Vous avez raison de souligner cet évènement plutôt drôle qui m’a incité à me replonger dans l’enregistrement de ces Barcarolles de Fauré et de demander à mon éditeur de revisiter ce parcours qui fait référence à mes débuts. Mais ça ne sera là qu’un essai de plus si j’ose dire, un essai qui portera une date. Ceux qui écouteront attentivement cette nouvelle interprétation y verront certainement une évolution, une maturation ou que sais-je encore. Quoiqu’il en soit, ça ne sera forcément pas la même chose qu’à mes débuts car j’ai traversé les années entre temps. J’ai également interprété ces œuvres en public, les passant en revue profondément plusieurs fois dans des salles pleines d’auditeurs, ce qui peut faire sourire en cette période. Fatalement, elles ont donc pris un contour qui épouse plus ou moins la vie que j’ai traversée. Il n’y aura rien de plus définitif dans ce second enregistrement que dans le premier. Ça ne sera jamais qu’un regard, qu’une photo, qu’un « produit » qui a sa date de péremption. Le plaisir de l’échange, de dire quelque chose au travers de ces œuvres est certes très fort puisque ça a été mon premier disque, que c’est une musique que j’adore… C’est donc à ce titre que je les ai enregistrées à nouveau, pas forcément pour prouver que j’ai traversé quelques décennies depuis. Je ne préfère d’ailleurs pas trop penser à cela. Après, oui, il y aura une fraîcheur. Je devrais d’ailleurs dire il y a une fraîcheur puisque le disque est réalisé à l’heure où je vous parle et n’attend plus que des conditions « normales » pour être dans les bacs. Je me souviens d’ailleurs de ce premier enregistrement des Barcarolles qui a été malgré tout décidé un peu dans la précipitation puisque c’est le cadeau qui m’a été offert lorsque j’ai remporté le concours Cziffra. Quand le choix a été arrêté avec le directeur artistique, il s’est écoulé une période de six mois pendant laquelle j’ai travaillé ardument sur ces œuvres. J’ai donc dû livrer ce disque à une certaine allure avec tout le culot, la pureté qui en découlent car ce n’est pas une œuvre que j’avais générée pendant des années. Aujourd’hui, on peut simplement dire qu’il y aura sur cette seconde version une approche et une écoute différentes.

Et lorsque vous écoutez les deux versions enregistrées de ces Barcarolles de Gabriel Fauré, vous notez une évolution dans votre jeu ?

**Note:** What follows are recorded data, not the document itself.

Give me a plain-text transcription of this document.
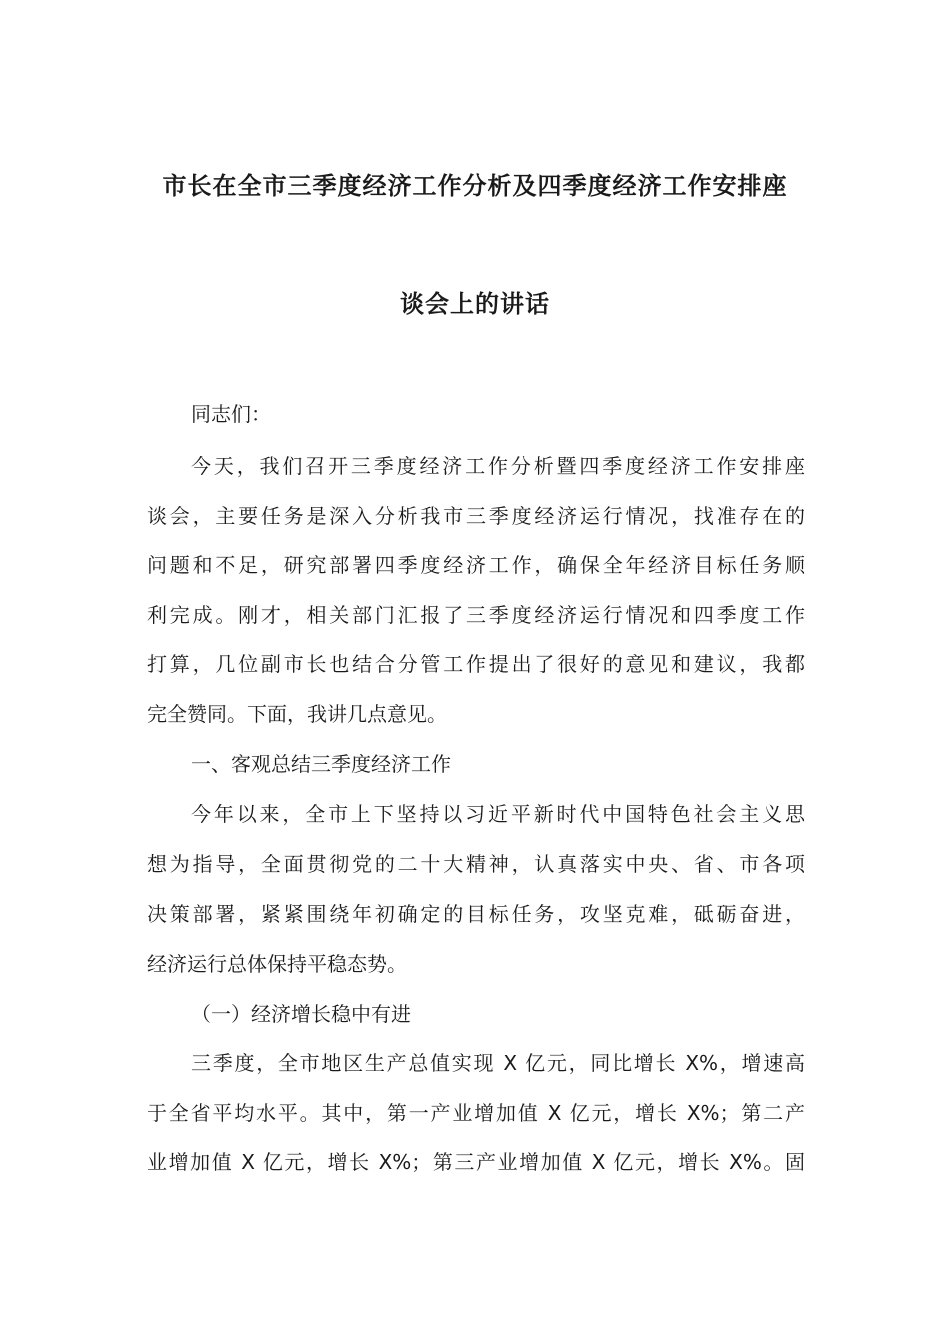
市长在全市三季度经济工作分析及四季度经济工作安排座
谈会上的讲话
同志们：
今天，我们召开三季度经济工作分析暨四季度经济工作安排座
谈会，主要任务是深入分析我市三季度经济运行情况，找准存在的
问题和不足，研究部署四季度经济工作，确保全年经济目标任务顺
利完成。刚才，相关部门汇报了三季度经济运行情况和四季度工作
打算，几位副市长也结合分管工作提出了很好的意见和建议，我都
完全赞同。下面，我讲几点意见。
一、客观总结三季度经济工作
今年以来，全市上下坚持以习近平新时代中国特色社会主义思
想为指导，全面贯彻党的二十大精神，认真落实中央、省、市各项
决策部署，紧紧围绕年初确定的目标任务，攻坚克难，砥砺奋进，
经济运行总体保持平稳态势。
（一）经济增长稳中有进
三季度，全市地区生产总值实现 X 亿元，同比增长 X%，增速高
于全省平均水平。其中，第一产业增加值 X 亿元，增长 X%；第二产
业增加值 X 亿元，增长 X%；第三产业增加值 X 亿元，增长 X%。固
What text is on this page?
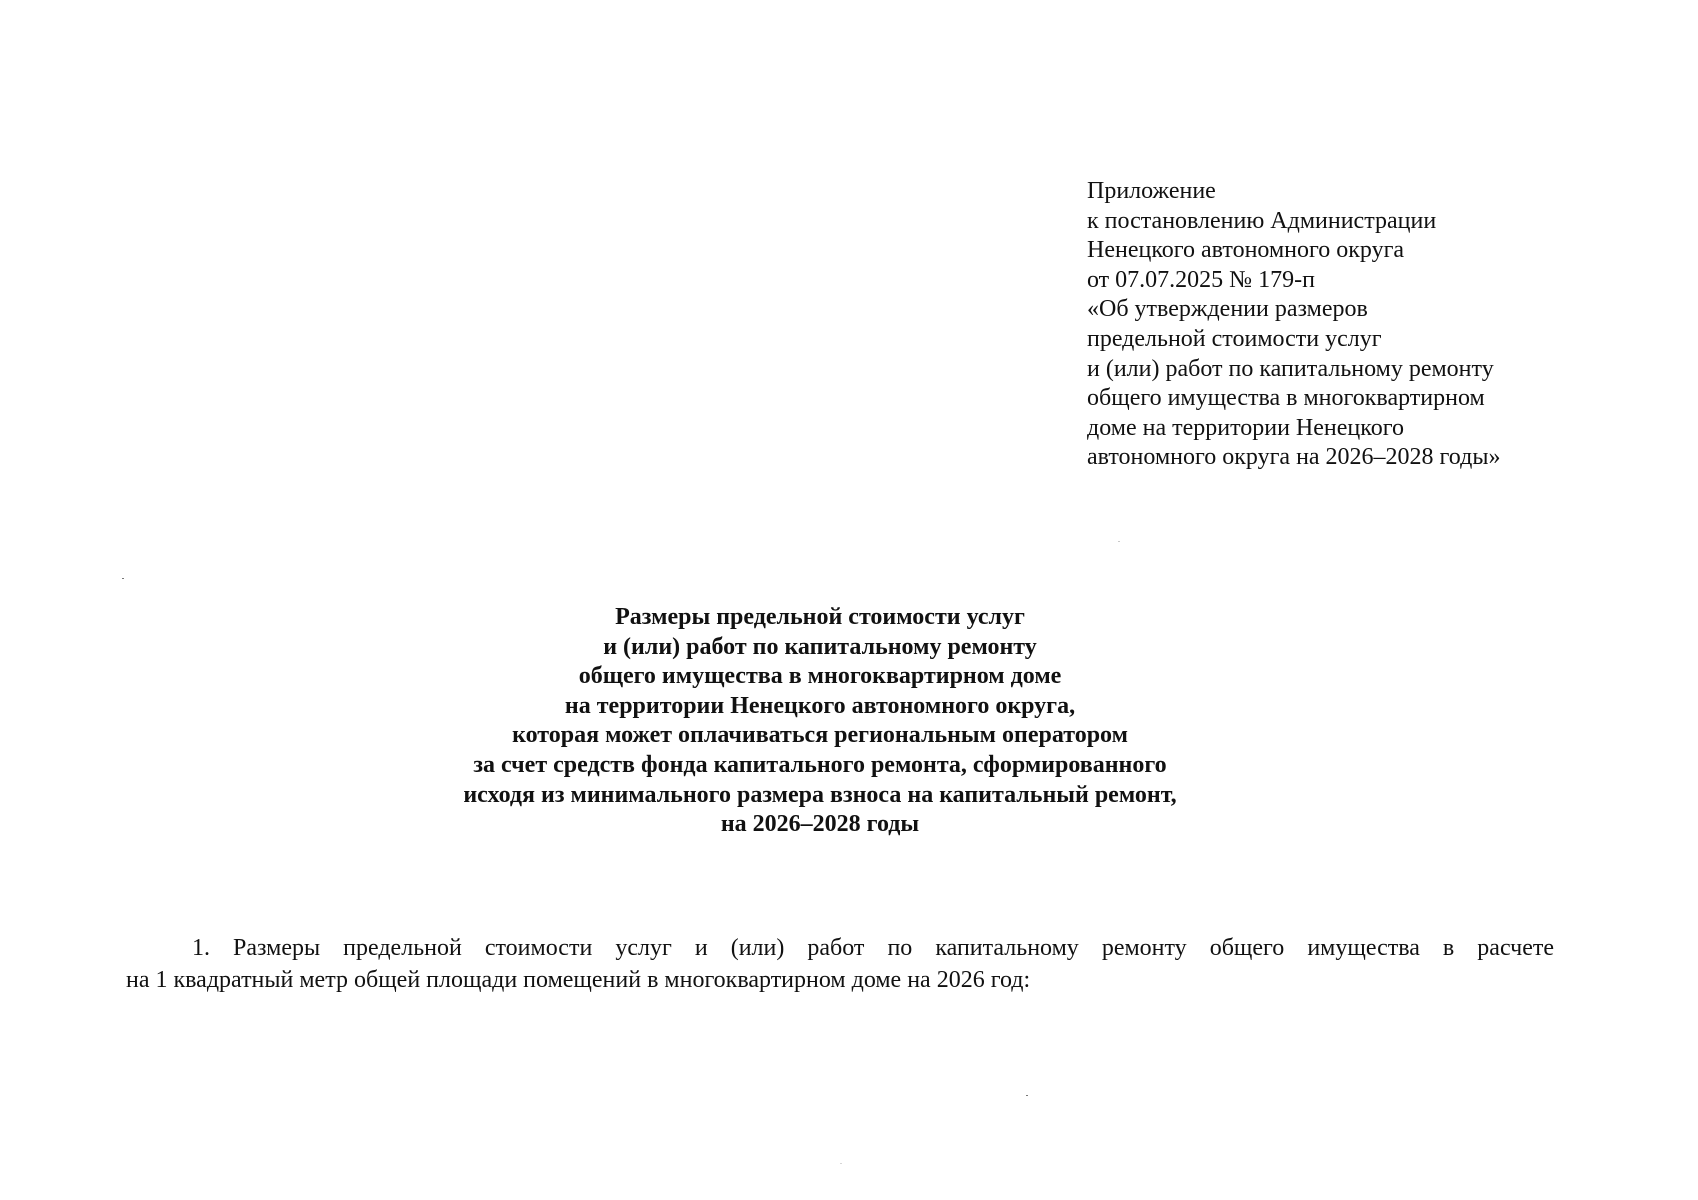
Приложение
к постановлению Администрации
Ненецкого автономного округа
от 07.07.2025 № 179-п
«Об утверждении размеров
предельной стоимости услуг
и (или) работ по капитальному ремонту
общего имущества в многоквартирном
доме на территории Ненецкого
автономного округа на 2026–2028 годы»
Размеры предельной стоимости услуг
и (или) работ по капитальному ремонту
общего имущества в многоквартирном доме
на территории Ненецкого автономного округа,
которая может оплачиваться региональным оператором
за счет средств фонда капитального ремонта, сформированного
исходя из минимального размера взноса на капитальный ремонт,
на 2026–2028 годы
1. Размеры предельной стоимости услуг и (или) работ по капитальному ремонту общего имущества в расчете
на 1 квадратный метр общей площади помещений в многоквартирном доме на 2026 год:
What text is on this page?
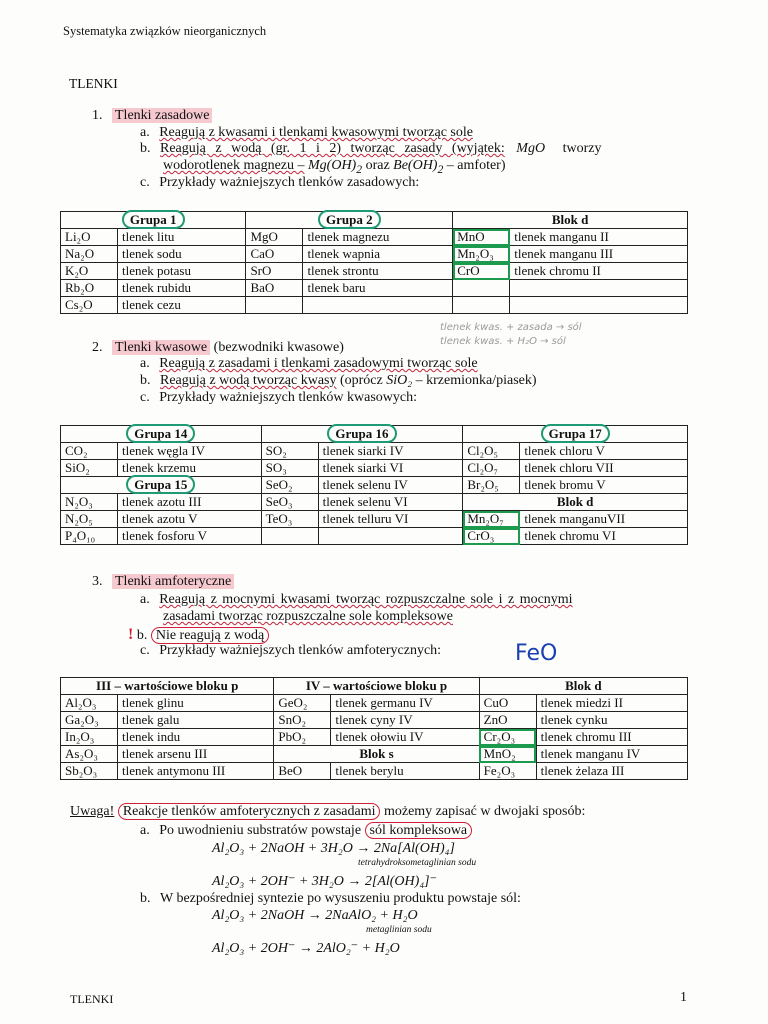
Systematyka związków nieorganicznych
TLENKI
1. Tlenki zasadowe
a. Reagują z kwasami i tlenkami kwasowymi tworząc sole
b. Reagują z wodą (gr. 1 i 2) tworząc zasady (wyjątek: MgO tworzy
wodorotlenek magnezu – $Mg(OH)_2$ oraz $Be(OH)_2$ – amfoter)
c. Przykłady ważniejszych tlenków zasadowych:
Grupa 1		Grupa 2		Blok d	
Li₂O	tlenek litu	MgO	tlenek magnezu	MnO	tlenek manganu II
Na₂O	tlenek sodu	CaO	tlenek wapnia	Mn₂O₃	tlenek manganu III
K₂O	tlenek potasu	SrO	tlenek strontu	CrO	tlenek chromu II
Rb₂O	tlenek rubidu	BaO	tlenek baru		
Cs₂O	tlenek cezu				
tlenek kwas. + zasada → sól
tlenek kwas. + H₂O → sól
2. Tlenki kwasowe (bezwodniki kwasowe)
a. Reagują z zasadami i tlenkami zasadowymi tworząc sole
b. Reagują z wodą tworząc kwasy (oprócz SiO₂ – krzemionka/piasek)
c. Przykłady ważniejszych tlenków kwasowych:
Grupa 14		Grupa 16		Grupa 17	
CO₂	tlenek węgla IV	SO₂	tlenek siarki IV	Cl₂O₅	tlenek chloru V
SiO₂	tlenek krzemu	SO₃	tlenek siarki VI	Cl₂O₇	tlenek chloru VII
Grupa 15		SeO₂	tlenek selenu IV	Br₂O₅	tlenek bromu V
N₂O₃	tlenek azotu III	SeO₃	tlenek selenu VI	Blok d	
N₂O₅	tlenek azotu V	TeO₃	tlenek telluru VI	Mn₂O₇	tlenek manganuVII
P₄O₁₀	tlenek fosforu V			CrO₃	tlenek chromu VI
3. Tlenki amfoteryczne
a. Reagują z mocnymi kwasami tworząc rozpuszczalne sole i z mocnymi
zasadami tworząc rozpuszczalne sole kompleksowe
! b. Nie reagują z wodą
c. Przykłady ważniejszych tlenków amfoterycznych:	FeO
III – wartościowe bloku p		IV – wartościowe bloku p		Blok d	
Al₂O₃	tlenek glinu	GeO₂	tlenek germanu IV	CuO	tlenek miedzi II
Ga₂O₃	tlenek galu	SnO₂	tlenek cyny IV	ZnO	tlenek cynku
In₂O₃	tlenek indu	PbO₂	tlenek ołowiu IV	Cr₂O₃	tlenek chromu III
As₂O₃	tlenek arsenu III	Blok s		MnO₂	tlenek manganu IV
Sb₂O₃	tlenek antymonu III	BeO	tlenek berylu	Fe₂O₃	tlenek żelaza III
Uwaga! Reakcje tlenków amfoterycznych z zasadami możemy zapisać w dwojaki sposób:
a. Po uwodnieniu substratów powstaje sól kompleksowa
Al₂O₃ + 2NaOH + 3H₂O → 2Na[Al(OH)₄]
tetrahydroksometaglinian sodu
Al₂O₃ + 2OH⁻ + 3H₂O → 2[Al(OH)₄]⁻
b. W bezpośredniej syntezie po wysuszeniu produktu powstaje sól:
Al₂O₃ + 2NaOH → 2NaAlO₂ + H₂O
metaglinian sodu
Al₂O₃ + 2OH⁻ → 2AlO₂⁻ + H₂O
TLENKI	1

Non pas du tout. Si je devais me lancer dans une analyse comme celle-là, il s’agirait de petits signaux de surveillance qui seraient fichés à toutes les pages ce qui raidirait complètement le discours. Je vais peut-être faire une généralité mais je ne suis pas un orfèvre, un pianiste qui va aller dans sa petite mécanique et modifier des fragments de choses. J’ai une nature plus instinctive qu’intellectuelle. Le but se nomme le concert et le disque est un moyen d’y aller. C’est ce vers quoi on tend, de faire respirer les mêmes gens, au même moment et dans le même lieu. Ce qui est important, c’est l’émotion de l’instant. Ce que vous avez comme réflexion avant participe à cela. C’est votre sécurité, votre envie de parler avec la musique, de dire des choses… Cela est forcément très puissant mais ce qui compte, c’est l’instant de la réception de toutes ces données par un public concentré et qui finit par respirer au rythme, en l’occurrence là, des Barcarolles de Gabriel Fauré.

Photo : Jean-Baptiste Millot

Puisque le disque n’est qu’un passage obligé pour tendre vers le partage avec le public, vous arrive-t-il en concert de vous trouver dans une sorte d’ivresse musicale, une plénitude qui s’apparente à une totale osmose avec l’œuvre que vous interprétez comme avec le public ?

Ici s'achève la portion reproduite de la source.